The title of Nadia Reid's debut album, <i>Listen to Formation</i>, Look for the <i>Signs</i>, also feels like an oddly apt way to sum up her career thus far. Photo / Supplied
Lydia Jenkin talks to Taite Prize finalist Nadia Reid about why she was in no hurry to make her debut album.
The title of Nadia Reid's debut album, Listen to Formation, Look for the Signs, also feels like an oddly apt way to sum up her career thus far. The richly emotive folk-singing Port Chalmers native has taken her sweet, slow time to release her debut album to the world, but if you listen to the formation of her songs and look at all the signs of international accolades and attention, you can tell it's been worth the wait.
To be honest, making a debut album wasn't really all part of the grand scheme for Reid - she's always writing songs, but the album came about because other people kept suggesting she should make one. The great thing about taking her time to agree, was when she did eventually head into The Sitting Room studio in Christchurch, she felt good and ready.
"Because there had been such a long time between having written some of these songs, that first inkling of wanting to make an album, and other people wanting you to make an album, and then actually getting into a studio to record, we'd been playing the songs so much and I was just so ready for it all to happen. The songs were there, I knew exactly what I wanted them to sound like, and so it felt right."
That might be why Listen to Formation has been called "remarkably assured" and compared to the work of Gillian Welch by international press.
But markets outside New Zealand might never have heard Reid's music if it weren't for a chance encounter with music promoter, booker, and general unsung hero Matthew Crawley.
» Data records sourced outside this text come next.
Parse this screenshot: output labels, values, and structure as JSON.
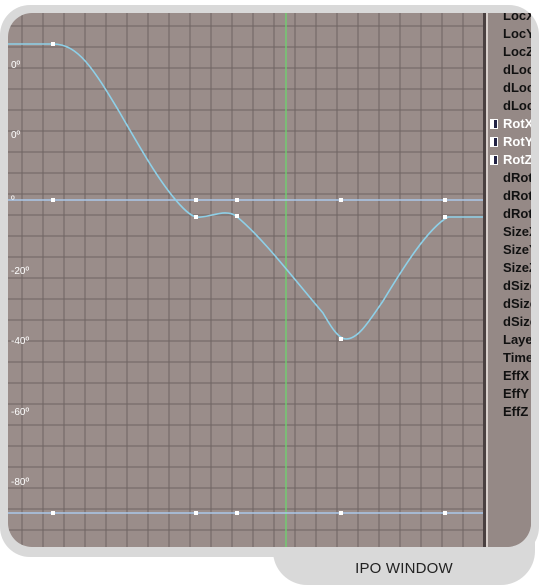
{
  "caption": "IPO WINDOW",
  "y_axis_labels": [
    "0º",
    "0º",
    "º",
    "-20º",
    "-40º",
    "-60º",
    "-80º"
  ],
  "channels": [
    {
      "label": "LocX",
      "selected": false
    },
    {
      "label": "LocY",
      "selected": false
    },
    {
      "label": "LocZ",
      "selected": false
    },
    {
      "label": "dLocX",
      "selected": false
    },
    {
      "label": "dLocY",
      "selected": false
    },
    {
      "label": "dLocZ",
      "selected": false
    },
    {
      "label": "RotX",
      "selected": true
    },
    {
      "label": "RotY",
      "selected": true
    },
    {
      "label": "RotZ",
      "selected": true
    },
    {
      "label": "dRotX",
      "selected": false
    },
    {
      "label": "dRotY",
      "selected": false
    },
    {
      "label": "dRotZ",
      "selected": false
    },
    {
      "label": "SizeX",
      "selected": false
    },
    {
      "label": "SizeY",
      "selected": false
    },
    {
      "label": "SizeZ",
      "selected": false
    },
    {
      "label": "dSizeX",
      "selected": false
    },
    {
      "label": "dSizeY",
      "selected": false
    },
    {
      "label": "dSizeZ",
      "selected": false
    },
    {
      "label": "Layer",
      "selected": false
    },
    {
      "label": "Time",
      "selected": false
    },
    {
      "label": "EffX",
      "selected": false
    },
    {
      "label": "EffY",
      "selected": false
    },
    {
      "label": "EffZ",
      "selected": false
    }
  ],
  "colors": {
    "background": "#9a8d8a",
    "grid": "#6e6462",
    "curve": "#8ed0e8",
    "flat_lines": "#a9c8ea",
    "current_frame_line": "#6fcf6f",
    "keyframe": "#ffffff"
  }
}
"So I was just going to put the album up on Bandcamp, and we were gonna play a show, and that would be that. But I was talking to Matthew about it, and he said, 'No no, don't do that, don't just put it online,' and I was like, 'But I'm already doing it, it's happening!' And he said, 'Give me 12 hours, and let me send it to some people'."
She did put the album up on Bandcamp in the end, and didn't expect to hear anything further. But one of the people Crawley emailed was Aaron Curnow, founder of Australian label Spunk records. Several months later Curnow emailed Reid, out of the blue.
"He said, 'I can't stop listening to your record. I didn't really want to put out another female folk artist from New Zealand [the first being Tiny Ruins], but I really like your album, and I would like to put it out.' So yeah, it was a matter of Matt planting that seed. I guess."
That record deal then led her to sign deals in Europe and the United States, and all of a sudden, international media were interested. Mojo, Uncut, The Guardian, NPR, Pitchfork - she received glowing reviews from them all, as well as mentions on Best Albums Of The Year lists, and she's been named a finalist for the upcoming Taite Prize.
She's been pleasantly surprised by the resurgence of interest in the kind of thoughtful, inventive, and frequently rocking folk she's making, and credits Hollie Fullbrook, aka Tiny Ruins, with helping to start the ball rolling.
"I don't know exactly what happened, or how it works, but three or four years ago, this kind of folk influenced stuff that I'm doing, and stuff that Hollie and Hannah [Aldous Harding] are doing, it just didn't seem like it would ever be cool or popular. You know, I never thought that Laneway would ever have me play, or Hollie play.
"And I guess it's how trends work or whatever, but I also feel that Hollie has done so much work in paving this way, so that I can sort of follow on. I mean we're different, but people always want to talk about her, so I feel like she's made people ready to receive this kind of music."
Reid's songs draw on heartbreak, confusion, loneliness, and all good turbulent aspects of human relations, but she's also full of warmth and wonder, and is keen to avoid misconceptions of herself as a tortured artist.
"The Pitchfork review was interesting, because it was a very complimentary review, she gave it 7.2, but she totally misunderstood.
"It was just the wording, you know, she sort of painted me as this down on love, down on other people, down on happiness, grave, bitter sort of woman. And I can see how that might've happened. But to me, and I think to other people as well, there are still currents of hopefulness and uplift in the music, and it's honest. And I don't know, I just felt a bit uncomfortable I suppose, with that description. But it was an interesting thing for me to read."
There are still currents of hopefulness and uplift in the music, and it's honest.
She does like to draw directly from her own life in her songwriting though, so she has considered the question of whether it's possible to be content and happy, and still find material to inspire her music.
"I don't know the answer yet," she laughs.
"It's funny, because a lot of the songs off the last album are about falling in love with this person, and riding through that, and then breaking up with them.
"And I think I do that best, eh, the break-up song. But then I am moderately happy at the moment, in a relationship, and I think I'm like, 'Hmm, I guess I have to keep things a little bit fiery' - whoever I'm with will need to be prepared for that. But I would also like to keep my boyfriend. I don't want to have to keep finding new ones!"
Who: Nadia Reid What: Listen To Formation, Look For The Signs Where and when: Performing at the Kings Arms in Auckland on Friday night, and at Meow in Wellington on Saturday, alongside Anthonie Tonnon and Darren Hanlon.